The People Make a Golden Calf to Worship

Topic: Guilt
Passage: Exodus 32:1–10

March 7, 2021

Commentary

Even though the Israelites had witnessed the invisible God’s mighty power, they still wanted visible gods they could see and shape in their own way (vv. 1–10). Not long after they had promised to follow the LORD as His covenant people, they asked Aaron to make them an image to worship. Aaron agreed and collected their gold earrings, melting them down and shaping the gold into a calf (vv. 1–4). Coming out of Egypt, where bull idols represented strength and life, this seemed natural to them. They wanted a god they could touch—a god that seemed familiar and easy to control.

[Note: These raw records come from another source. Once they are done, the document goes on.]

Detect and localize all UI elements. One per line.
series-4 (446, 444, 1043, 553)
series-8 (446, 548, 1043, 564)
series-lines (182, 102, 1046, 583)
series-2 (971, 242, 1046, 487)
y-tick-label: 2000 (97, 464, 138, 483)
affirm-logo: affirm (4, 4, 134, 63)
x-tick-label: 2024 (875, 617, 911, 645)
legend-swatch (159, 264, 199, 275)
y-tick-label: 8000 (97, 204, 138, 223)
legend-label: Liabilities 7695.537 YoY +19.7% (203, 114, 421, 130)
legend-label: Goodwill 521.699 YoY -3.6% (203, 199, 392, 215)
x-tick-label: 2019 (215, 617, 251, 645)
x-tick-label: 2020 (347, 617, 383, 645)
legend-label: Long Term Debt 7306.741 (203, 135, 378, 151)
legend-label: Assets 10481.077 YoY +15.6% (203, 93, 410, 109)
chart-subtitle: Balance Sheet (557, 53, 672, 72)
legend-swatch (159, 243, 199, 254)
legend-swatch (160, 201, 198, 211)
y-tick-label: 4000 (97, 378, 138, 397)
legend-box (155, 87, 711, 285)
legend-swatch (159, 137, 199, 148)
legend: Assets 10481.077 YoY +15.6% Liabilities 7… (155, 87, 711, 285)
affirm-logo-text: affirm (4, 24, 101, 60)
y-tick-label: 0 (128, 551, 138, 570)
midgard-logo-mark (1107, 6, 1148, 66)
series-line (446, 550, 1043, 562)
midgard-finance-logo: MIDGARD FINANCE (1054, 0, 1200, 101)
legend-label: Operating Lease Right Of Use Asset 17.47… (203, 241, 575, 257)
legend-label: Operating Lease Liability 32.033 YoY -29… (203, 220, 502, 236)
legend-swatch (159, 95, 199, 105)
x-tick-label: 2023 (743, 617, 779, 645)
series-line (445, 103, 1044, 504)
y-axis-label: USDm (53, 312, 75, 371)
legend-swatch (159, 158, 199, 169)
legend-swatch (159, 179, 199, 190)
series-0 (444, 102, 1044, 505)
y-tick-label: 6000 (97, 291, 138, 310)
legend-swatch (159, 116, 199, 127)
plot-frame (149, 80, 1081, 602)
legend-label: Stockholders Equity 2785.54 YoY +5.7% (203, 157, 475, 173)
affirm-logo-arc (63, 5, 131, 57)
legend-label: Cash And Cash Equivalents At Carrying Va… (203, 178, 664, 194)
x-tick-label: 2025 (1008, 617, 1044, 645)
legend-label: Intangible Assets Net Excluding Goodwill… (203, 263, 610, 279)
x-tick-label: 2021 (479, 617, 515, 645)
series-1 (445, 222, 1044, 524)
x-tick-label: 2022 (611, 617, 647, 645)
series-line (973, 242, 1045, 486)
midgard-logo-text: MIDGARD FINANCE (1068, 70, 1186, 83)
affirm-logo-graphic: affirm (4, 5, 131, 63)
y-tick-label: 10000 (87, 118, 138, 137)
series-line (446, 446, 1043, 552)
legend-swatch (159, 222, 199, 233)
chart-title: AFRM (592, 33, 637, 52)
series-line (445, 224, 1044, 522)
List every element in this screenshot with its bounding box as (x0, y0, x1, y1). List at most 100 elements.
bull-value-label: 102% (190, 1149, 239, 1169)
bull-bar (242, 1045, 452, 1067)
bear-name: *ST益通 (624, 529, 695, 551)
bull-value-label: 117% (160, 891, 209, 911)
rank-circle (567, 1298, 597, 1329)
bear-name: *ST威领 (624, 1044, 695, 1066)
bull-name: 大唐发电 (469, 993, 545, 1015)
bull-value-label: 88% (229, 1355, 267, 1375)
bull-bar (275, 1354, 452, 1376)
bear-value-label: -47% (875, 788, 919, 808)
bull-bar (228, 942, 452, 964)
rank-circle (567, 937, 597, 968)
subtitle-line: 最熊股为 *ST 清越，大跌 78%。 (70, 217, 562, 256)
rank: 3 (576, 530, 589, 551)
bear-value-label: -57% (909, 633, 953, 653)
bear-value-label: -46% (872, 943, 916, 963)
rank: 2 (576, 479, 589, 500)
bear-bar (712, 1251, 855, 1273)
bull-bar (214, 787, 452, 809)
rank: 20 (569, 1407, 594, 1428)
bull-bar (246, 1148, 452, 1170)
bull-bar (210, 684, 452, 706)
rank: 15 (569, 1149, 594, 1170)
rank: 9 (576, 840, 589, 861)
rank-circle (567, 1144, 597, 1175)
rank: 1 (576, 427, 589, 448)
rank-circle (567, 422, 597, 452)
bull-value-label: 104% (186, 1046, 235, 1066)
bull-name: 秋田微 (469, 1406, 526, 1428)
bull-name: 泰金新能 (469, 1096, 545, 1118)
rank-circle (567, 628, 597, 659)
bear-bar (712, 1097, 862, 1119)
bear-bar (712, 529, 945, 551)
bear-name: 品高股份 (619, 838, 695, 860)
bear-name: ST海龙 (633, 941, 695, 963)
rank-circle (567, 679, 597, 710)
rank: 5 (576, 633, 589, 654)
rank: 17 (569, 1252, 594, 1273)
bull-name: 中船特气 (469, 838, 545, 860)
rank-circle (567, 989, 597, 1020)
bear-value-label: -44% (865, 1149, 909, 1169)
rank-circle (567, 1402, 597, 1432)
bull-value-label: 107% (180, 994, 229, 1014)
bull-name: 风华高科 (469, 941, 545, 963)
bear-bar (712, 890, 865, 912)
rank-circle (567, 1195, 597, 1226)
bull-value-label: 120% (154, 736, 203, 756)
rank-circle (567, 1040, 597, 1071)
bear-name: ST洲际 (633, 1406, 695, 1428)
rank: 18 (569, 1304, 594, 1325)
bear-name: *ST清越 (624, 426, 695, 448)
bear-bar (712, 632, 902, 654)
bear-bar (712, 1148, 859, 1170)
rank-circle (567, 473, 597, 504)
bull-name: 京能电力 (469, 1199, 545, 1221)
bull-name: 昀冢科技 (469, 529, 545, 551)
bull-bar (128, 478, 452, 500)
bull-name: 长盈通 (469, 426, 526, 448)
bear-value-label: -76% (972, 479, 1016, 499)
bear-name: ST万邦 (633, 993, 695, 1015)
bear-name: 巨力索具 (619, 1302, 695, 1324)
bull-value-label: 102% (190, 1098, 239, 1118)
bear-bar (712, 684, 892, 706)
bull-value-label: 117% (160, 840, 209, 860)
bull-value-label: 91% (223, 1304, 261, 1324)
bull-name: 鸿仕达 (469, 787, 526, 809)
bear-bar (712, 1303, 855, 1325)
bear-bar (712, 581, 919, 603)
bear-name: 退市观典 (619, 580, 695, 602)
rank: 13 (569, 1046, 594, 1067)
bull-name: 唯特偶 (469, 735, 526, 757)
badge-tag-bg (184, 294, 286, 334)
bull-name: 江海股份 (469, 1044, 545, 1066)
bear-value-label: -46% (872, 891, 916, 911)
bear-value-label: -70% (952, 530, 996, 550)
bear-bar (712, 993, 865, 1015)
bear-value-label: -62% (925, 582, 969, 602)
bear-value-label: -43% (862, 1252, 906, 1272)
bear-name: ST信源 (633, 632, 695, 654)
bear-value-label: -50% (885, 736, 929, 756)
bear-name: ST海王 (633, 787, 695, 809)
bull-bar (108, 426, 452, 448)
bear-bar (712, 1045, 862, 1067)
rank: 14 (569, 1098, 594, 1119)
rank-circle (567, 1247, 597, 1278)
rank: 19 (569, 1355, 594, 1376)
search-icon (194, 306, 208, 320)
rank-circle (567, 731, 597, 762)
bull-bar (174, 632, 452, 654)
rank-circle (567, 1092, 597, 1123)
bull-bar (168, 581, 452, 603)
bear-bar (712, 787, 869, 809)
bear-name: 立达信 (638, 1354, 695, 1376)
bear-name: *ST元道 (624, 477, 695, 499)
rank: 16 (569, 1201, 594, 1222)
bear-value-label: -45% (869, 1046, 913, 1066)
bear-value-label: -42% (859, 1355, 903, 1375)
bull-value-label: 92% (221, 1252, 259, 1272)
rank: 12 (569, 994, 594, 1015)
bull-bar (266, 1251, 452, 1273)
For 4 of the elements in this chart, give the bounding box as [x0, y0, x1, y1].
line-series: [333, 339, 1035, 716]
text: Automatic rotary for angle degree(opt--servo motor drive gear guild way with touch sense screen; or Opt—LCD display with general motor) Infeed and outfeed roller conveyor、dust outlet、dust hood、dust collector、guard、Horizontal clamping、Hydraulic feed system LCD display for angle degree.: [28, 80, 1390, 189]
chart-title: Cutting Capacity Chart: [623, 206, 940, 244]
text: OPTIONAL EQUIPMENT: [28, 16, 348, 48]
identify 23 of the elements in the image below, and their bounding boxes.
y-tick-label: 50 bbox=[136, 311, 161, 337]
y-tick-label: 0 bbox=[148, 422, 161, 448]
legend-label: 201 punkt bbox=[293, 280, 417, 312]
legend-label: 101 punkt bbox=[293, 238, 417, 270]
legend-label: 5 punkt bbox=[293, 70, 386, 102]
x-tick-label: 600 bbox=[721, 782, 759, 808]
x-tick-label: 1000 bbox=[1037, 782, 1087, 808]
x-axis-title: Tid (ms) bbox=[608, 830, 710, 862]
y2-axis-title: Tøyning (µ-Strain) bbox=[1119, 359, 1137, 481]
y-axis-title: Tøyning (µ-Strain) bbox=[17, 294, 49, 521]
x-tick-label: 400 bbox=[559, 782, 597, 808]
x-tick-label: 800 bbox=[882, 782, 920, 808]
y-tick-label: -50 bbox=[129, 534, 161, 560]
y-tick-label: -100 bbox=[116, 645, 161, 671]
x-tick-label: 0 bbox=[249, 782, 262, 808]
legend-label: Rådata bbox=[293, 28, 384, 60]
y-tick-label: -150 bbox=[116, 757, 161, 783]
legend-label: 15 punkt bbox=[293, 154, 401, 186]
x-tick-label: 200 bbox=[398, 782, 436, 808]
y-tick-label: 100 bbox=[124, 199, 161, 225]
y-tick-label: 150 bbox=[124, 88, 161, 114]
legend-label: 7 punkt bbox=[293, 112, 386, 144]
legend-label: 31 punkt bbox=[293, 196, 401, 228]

But this was a great sin against the LORD, who had rescued them from slavery.

Aaron built an altar in front of the golden calf and announced a festival to the LORD. The people offered sacrifices, ate and drank, and acted wildly, celebrating like their pagan neighbors (vv. 5–6). In their impatience and desire for comfort, they forgot the holiness of the God Who had delivered them. We are often like them—tempted to make God fit our ideas, to shape Him into someone easy to ignore.

Meanwhile, God told Moses to go down quickly because the people had corrupted themselves (v. 7). They had turned away from His commands, bowing before the idol and crediting it with bringing them out of Egypt (v. 8). God called them a stubborn and rebellious people, full of pride and disobedience. His anger burned so fiercely that He spoke of destroying them and beginning again through Moses (vv. 9–10). God reminded Moses that His law had clearly forbidden the making of any carved image or likeness of anything in heaven, on earth, or under the sea (EXO 20:4).

Application

Even if I do not make idols, I am often guilty of trying to make God fit my image, molding him to fit my expectations, desires, and circumstances. When I do this I end up worshiping myself rather than the God who created me. When I am tempted to do this I need to change my thinking in order to worship the powerful God who delivered me from the bondage of sin?

Exodus 32:1–10 (NET)

1 When the people saw that Moses delayed in coming down from the mountain, they gathered around Aaron and said to him, “Get up, make us gods that will go before us. As for this fellow Moses, the man who brought us up from the land of Egypt, we do not know what has become of him!”

2 So Aaron said to them, “Break off the gold earrings that are on the ears of your wives, your sons, and your daughters, and bring them to me.” 3 So all the people broke off the gold earrings that were on their ears and brought them to Aaron. 4 He accepted the gold from them, fashioned it with an engraving tool, and made a molten calf. Then they said, “These are your gods, O Israel, who brought you up out of Egypt.”

5 When Aaron saw this, he built an altar before it, and Aaron made a proclamation and said, “Tomorrow will be a feast to the Lord.” 6 So they got up early on the next day and offered up burnt offerings and brought peace offerings, and the people sat down to eat and drink, and they rose up to play.

7 The Lord spoke to Moses, “Go quickly, descend, because your people, whom you brought up from the land of Egypt, have acted corruptly. 8 They have quickly turned aside from the way that I commanded them—they have made for themselves a molten calf and have bowed down to it and sacrificed to it and said, ‘These are your gods, O Israel, which brought you up from the land of Egypt.’”

9 Then the Lord said to Moses, “I have seen this people. Look what a stiff-necked people they are! 10 So now, leave me alone so that my anger can burn against them and I can destroy them, and I will make from you a great nation.”